Costco And Walmart Hope to Draw Customers in With Cheap Gas
Big-Box Retailers Limited Profits From Gas Sales
Gas prices are exploding. This is driving more people to big-box retailers like Costco (COST) and Walmart (WMT) where fuel is relatively cheap. The retailers use inexpensive gas both to reflect their low-cost image, and to expand their customer base. The low margins on fuel, however, make profits elusive, and in times of rising oil prices, may even lead to losses.
While fuel represents only about 10% of these retailers’ revenue, the hope is that customers will make the trip to these often out-of-the way supercenters to buy cheap gas, and then buy other products while there.
Why Gasoline Is So Expensive
When the pandemic triggered stay-at-home rules, demand for oil plummeted along with people’s need to drive. Oil producers responded and cut production, reducing global supply by about 10%. As COVID-19 restrictions began to ease, production was slow to ramp up.

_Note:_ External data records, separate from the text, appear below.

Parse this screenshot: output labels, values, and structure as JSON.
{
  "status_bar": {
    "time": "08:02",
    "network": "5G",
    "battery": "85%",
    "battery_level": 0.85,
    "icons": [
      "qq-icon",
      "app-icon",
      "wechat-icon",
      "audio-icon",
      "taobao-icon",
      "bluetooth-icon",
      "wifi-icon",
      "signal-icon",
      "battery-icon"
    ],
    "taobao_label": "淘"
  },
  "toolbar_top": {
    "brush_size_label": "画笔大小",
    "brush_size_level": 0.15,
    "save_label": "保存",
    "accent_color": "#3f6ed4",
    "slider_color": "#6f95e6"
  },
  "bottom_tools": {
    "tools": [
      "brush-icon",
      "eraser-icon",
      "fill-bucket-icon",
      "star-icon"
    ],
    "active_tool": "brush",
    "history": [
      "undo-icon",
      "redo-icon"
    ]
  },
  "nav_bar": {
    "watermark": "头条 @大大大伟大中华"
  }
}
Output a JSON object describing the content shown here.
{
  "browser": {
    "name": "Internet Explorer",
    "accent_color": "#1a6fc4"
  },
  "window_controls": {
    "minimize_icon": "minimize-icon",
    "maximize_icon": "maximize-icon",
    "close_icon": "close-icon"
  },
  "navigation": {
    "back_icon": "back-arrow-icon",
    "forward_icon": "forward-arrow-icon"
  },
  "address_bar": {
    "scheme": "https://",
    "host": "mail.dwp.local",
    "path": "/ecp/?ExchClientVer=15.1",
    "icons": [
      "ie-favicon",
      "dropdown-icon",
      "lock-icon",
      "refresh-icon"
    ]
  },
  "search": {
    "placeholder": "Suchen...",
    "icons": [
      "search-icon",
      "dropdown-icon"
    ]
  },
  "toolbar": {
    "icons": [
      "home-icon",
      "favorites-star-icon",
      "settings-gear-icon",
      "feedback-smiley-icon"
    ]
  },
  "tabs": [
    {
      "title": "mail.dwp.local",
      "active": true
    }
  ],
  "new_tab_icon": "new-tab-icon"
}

Add the supply constraints initiated by the Russia-Ukraine war, and you get a supply-demand imbalance that is showing up in today’s high prices.
Although Russia supplies only 10% of oil imported by the US, domestic prices are affected by the global market. Russia accounts for around 10% of the world’s oil supply.
What to Expect
In general, the double troubles of rising oil prices and high inflation are zapping consumers’ buying power. Some market observers expect the Russia-Ukraine war to continue to push oil prices higher at least through April, if not longer. Consumers may want to brace themselves for the possibility that high prices will continue for months.
Consumers may want to buckle up and brace for pain at the pump, as the national average could get as high as $5 or even $6 a gallon. Household budgets will take a hit as that expensive gas keeps people — and products — moving.